At this point, McKim began shifting the conversation to gender inequality and the impact of the United States Women’s National Team on the controversy. Rapinoe discussed the growth of the game and the lengths the sport will need to go in order to be on a more even playing field with the men. She reflects on what the game was like when she began playing, saying, “I see it just continuing to grow. I’ve been really lucky to be a women’s soccer player in this particular era to see how much it’s grown. When I was first on the team nine years ago, it just was so different. 7,000 people at the games and not as many people watching.” Although it is clear that the game has come a long way, there is still far too much that needs to be changed.
The news has been flooded lately with stories about gender inequality on the athletic front. Most notably, there was the World Cup controversy surrounding why the women were playing on turf as opposed to grass – a problem that would never occur in the men’s game. After this incident, the USWNT cancelled a victory tour match in Hawaii due to inadequate and unsafe field conditions.

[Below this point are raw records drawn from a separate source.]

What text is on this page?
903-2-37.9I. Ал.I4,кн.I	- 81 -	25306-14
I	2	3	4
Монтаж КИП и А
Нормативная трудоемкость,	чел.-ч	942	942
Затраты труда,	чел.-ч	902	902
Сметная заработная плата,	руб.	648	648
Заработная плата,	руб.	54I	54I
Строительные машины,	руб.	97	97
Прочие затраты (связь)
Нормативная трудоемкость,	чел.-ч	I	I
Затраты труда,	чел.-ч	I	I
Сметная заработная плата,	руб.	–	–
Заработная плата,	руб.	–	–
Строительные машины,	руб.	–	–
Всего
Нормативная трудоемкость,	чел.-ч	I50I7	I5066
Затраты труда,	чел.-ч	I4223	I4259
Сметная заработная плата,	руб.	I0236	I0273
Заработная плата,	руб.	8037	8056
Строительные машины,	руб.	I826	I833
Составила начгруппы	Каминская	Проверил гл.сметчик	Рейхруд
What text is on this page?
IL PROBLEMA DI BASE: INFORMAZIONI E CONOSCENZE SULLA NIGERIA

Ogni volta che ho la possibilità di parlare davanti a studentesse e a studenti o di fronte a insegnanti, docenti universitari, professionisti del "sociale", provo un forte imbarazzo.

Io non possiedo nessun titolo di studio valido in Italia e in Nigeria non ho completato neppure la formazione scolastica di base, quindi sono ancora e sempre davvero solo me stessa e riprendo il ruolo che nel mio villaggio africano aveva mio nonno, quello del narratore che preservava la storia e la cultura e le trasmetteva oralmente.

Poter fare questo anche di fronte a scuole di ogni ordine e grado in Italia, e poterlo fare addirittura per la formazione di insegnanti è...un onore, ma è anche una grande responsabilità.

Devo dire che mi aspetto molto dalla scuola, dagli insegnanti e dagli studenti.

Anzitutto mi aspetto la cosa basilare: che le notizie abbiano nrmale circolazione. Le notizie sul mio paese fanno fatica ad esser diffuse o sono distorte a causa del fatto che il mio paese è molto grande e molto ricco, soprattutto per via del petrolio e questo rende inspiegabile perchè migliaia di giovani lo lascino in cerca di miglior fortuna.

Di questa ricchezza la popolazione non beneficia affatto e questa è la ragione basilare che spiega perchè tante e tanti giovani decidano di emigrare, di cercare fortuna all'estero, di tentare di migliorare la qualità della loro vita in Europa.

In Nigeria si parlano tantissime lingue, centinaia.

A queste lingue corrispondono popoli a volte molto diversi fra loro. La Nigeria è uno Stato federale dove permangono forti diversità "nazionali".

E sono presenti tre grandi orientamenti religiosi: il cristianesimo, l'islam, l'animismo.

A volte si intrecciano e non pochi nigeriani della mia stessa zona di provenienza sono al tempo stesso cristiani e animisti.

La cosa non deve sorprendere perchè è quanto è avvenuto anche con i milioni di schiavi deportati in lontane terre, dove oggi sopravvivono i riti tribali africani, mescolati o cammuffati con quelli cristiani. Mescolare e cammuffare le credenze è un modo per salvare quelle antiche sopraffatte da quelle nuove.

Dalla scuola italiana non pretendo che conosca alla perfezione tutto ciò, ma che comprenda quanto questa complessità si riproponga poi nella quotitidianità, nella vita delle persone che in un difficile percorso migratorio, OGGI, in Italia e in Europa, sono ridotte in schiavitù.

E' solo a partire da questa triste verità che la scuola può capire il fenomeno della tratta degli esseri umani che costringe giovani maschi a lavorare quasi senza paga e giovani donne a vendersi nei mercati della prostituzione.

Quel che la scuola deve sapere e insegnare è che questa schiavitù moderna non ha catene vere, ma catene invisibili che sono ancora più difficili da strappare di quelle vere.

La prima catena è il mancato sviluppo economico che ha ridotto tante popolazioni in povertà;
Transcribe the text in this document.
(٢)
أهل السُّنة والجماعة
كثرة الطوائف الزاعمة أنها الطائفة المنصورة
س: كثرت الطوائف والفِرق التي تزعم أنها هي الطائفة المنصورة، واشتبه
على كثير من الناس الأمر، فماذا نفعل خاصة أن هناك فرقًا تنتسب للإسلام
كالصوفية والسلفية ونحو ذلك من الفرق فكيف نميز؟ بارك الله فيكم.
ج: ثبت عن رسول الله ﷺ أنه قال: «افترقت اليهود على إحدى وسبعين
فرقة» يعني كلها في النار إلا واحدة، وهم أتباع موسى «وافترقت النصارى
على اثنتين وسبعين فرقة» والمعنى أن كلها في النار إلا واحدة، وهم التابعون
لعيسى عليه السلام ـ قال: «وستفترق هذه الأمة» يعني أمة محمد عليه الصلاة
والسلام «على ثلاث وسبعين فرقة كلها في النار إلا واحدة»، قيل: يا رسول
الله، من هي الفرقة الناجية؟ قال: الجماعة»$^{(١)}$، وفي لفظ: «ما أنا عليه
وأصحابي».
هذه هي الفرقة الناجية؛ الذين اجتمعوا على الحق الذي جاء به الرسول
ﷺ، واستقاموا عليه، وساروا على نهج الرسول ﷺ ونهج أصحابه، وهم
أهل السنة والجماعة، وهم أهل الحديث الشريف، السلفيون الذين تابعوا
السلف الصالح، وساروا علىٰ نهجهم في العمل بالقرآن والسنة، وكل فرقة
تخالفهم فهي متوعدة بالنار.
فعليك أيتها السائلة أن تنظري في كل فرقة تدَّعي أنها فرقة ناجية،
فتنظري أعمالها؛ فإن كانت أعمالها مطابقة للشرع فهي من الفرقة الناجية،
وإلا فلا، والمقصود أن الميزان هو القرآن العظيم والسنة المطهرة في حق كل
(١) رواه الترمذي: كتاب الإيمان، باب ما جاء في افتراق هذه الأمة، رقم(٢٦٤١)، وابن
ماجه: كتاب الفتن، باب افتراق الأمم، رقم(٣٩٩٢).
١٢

To Rapinoe, it all starts with those in charge of making decisions. “For me it really just boils down to people at the top making a choice. They’re making a choice for unequal conditions for men and women. There’s no reason we should be playing on different surfaces, staying in different accommodations, traveling a different way,” argued Rapinoe. “I think a lot more thought needs to be put into those positions at the top. A lot more women need to be put in those positions at the top.” Rapinoe could actually end up being one of those people herself. When asked if she would ever run for a leadership position in FIFA or U.S. Soccer, she responded promptly, “Yeah, I could see that.”
Recently, USWNT star Alex Morgan spoke up on Twitter about unacceptable hotel accommodations in Kansas City provided by U.S. Soccer. The hotel supposedly had bed bugs, and Morgan was less than pleased, as she called out the organization on social media. When Rapinoe was asked whether or not she believes that things like this help the cause, she replied, “I think so…I think you need to do it in a certain way because, otherwise, it’s just a splash, and it’s able to be pushed under the rug. For us, we’ve been speaking as a team, as a whole, to speak to these issues as a collective group consistently.”
Rapinoe also acknowledged the work done by Golden Glove goalkeeper, Hope Solo, to steadily get the word out about inequality. “Hope’s done a brilliant job actually tweeting out the s****y fields we play on all the time, and it’s really great because she’s willing to put her neck out there, and it’s consistent,” Rapinoe elaborated.
FIFA has been under a microscope lately since a scandal involving suspended President Sepp Blatter, and many people believe that it may be the start of drastic changes benefitting women in particular. Rapinoe and the USWNT will continue to be the voices of change in an athletic community where many believe the U.S. is lagging behind.